NEW YORK (Reuters) - New U.S. claims for unemployment benefits fell more than expected last week, dropping below the key 400,000 level for the first time since early April, according to a government report on Thursday that pointed to some labor market improvement.
ANTHONY CHAN, CHIEF ECONOMIST, JPMORGAN PRIVATE WEALTH MANAGEMENT, NEW YORK
“When you look at last week and this week, it does suggest we are making a gradual progress toward healing many of the labor market problems that we have.
“I would view this number as encouraging — not as encouraging as the headline would suggest, but certainly encouraging.
“If the four-week moving average moves below 400,000, that would confirm we’re making definitive progress. Right now the best conclusion is this suggests the progress is tentative.
“I would not jump on the bandwagon suggesting labor market problems are completely healed because there are severe seasonal adjustment problems.”
ROBBERT VAN BATENBURG, HEAD OF GLOBAL RESEARCH, LOUIS CAPITAL MARKETS, NEW YORK
“It was a nice surprise but prior week’s revision is up. But I don’t think it’s a lasting thing. If the Washington continues to play hardball on this debt issue, we are going to see shut down parts of the government like back in 1995. That will cause a spike in claims. Believe me, we are not seeing a miraculous comeback in the job market. It’s still pretty grim.”
“What we can say is, it’s slow steps in the right direction. It suggests a modest improvement in the labor market in July. It’s likely that the market will maintain modest expectations for payrolls next week. I don’t think we will see a terribly large bounce because jobless claims do remain elevated although slightly below the June level.”
TODD SCHOENBERGER, MANAGING DIRECTOR AT LANDCOLT TRADING IN WILMINGTON, DELAWARE
“If history is any gauge, the break below 400,000 will be short-lived. Next week’s revision will likely push us above this level, thus maintaining the current unenviable streak of consecutive weeks above 400,000. Traders realize, though, the timebomb for the markets is actually next Friday when the July nonfarm payrolls report is released. Buyer beware—proceed with caution.”
“It’s an encouraging move in the right direction. It’s still pretty elevated, but it’s nice to see it below 400,000. We can’t say anything definitive, but it makes us marginally less concerned that we are slipping into a recession.
PATRICK O’KEEFE, DIRECTOR OF ECONOMIC RESEARCH AT J.H. COHN IN NEW YORK
“Let’s not get hung up on the 400,000 level, that’s an artificial threshold that gets bandied about but doesn’t have a lot of statistical significance. What we see is a long anticipated drop. We’ve been surprised on the upside the past several weeks, but this drop does signal that in the most recent couple of weeks, employers are not laying off large numbers of individuals. What we’re seeing is that the claims levels are returning to their more normal level, which is in a positive direction.”

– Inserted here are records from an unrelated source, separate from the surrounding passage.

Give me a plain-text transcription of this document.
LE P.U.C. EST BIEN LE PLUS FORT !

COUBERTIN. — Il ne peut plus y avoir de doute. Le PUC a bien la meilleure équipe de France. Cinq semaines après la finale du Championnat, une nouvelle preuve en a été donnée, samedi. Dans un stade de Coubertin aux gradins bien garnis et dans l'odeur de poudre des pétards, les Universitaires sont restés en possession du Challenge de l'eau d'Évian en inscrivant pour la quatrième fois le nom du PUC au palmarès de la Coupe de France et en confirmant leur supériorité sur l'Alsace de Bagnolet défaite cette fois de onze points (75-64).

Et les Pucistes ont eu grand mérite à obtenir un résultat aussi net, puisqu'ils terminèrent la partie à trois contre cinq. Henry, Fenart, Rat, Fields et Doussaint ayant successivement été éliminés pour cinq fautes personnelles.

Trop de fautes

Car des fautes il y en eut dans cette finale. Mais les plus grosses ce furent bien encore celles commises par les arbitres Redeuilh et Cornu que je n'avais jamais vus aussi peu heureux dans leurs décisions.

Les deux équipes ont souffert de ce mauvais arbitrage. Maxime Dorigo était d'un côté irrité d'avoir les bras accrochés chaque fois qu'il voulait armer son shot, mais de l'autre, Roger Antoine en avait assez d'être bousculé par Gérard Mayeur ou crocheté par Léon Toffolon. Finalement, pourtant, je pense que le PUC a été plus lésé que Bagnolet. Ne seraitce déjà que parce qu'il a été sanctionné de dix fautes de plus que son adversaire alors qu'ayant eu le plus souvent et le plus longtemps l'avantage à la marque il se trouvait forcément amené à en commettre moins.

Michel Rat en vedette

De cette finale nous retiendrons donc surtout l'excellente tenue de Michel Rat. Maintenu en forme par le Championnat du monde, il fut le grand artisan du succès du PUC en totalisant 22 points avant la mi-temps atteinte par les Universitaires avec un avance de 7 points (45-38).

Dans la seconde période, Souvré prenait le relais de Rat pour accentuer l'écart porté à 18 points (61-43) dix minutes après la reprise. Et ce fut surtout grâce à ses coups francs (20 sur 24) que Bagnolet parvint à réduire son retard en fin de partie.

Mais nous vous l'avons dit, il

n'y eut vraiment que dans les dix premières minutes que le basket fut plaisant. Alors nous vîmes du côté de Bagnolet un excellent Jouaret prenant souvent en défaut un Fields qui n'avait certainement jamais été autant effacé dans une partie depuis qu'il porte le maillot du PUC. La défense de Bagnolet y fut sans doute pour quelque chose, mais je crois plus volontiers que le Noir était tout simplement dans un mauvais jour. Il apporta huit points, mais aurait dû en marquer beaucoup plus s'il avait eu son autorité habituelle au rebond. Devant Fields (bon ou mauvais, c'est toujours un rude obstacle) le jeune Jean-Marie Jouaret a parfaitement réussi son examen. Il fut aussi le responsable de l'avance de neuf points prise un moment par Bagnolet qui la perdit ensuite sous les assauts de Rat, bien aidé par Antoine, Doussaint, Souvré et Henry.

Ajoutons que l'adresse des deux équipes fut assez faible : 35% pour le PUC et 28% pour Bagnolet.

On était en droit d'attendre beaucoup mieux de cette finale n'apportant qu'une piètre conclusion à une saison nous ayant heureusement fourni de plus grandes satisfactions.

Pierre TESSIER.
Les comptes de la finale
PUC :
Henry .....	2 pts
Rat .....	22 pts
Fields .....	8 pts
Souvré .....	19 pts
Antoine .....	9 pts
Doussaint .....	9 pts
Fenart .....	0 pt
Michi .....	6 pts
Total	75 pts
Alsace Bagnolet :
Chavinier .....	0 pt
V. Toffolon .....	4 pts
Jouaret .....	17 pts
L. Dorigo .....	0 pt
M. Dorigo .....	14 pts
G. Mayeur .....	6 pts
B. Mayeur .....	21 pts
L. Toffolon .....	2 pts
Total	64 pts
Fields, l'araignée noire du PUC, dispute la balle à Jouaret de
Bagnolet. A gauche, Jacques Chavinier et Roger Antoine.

“It’s a big surprise, it dropped below 400,000 for the first time in a while.”
“It does start to show that there is maybe some downside progress here in the trend, and it could be pretty encouraging for out recovery prospects, but we’re not convinced by this one number just yet.”
TOM PORCELLI, U.S. ECONOMIST, RBC CAPITAL MARKETS, NEW YORK
“I don’t even know if anyone really cares about jobless claims today. Everyone is so focused on the deficit debate. Any of the positive this may impart into the market is going to be overshadowed by what’s happening in D.C. today.
“It’s good to see the improvement but it won’t have any implications for us for our payrolls forecast.”
VIMOMBI NSHOM, ECONOMIST, IFR ECONOMICS, A UNIT OF THOMSON REUTERS
“It appears that the downward adjustment from an industry trend, holiday rebound, and unforeseen political event that had spiked benefit seeking activity in the first half of the month (such as auto retooling, the July 4th holiday, and the Minnesota government shutdown, which has stopped reporting layoffs specifically related to the temp closure) was greater than expected (seasonals 83k drop vs actual drop of 103k). The seasonally adjusted decline of 24k comes after nearly three months of discouraging levels that had a slight tendency to post weekly gains more so than declines. As a high frequency indicator, it is important to remember the volatility that show in weekly readings (up 47k one week then down 40k the next) and additional reports could validate today’s number, or reduce it to noise.”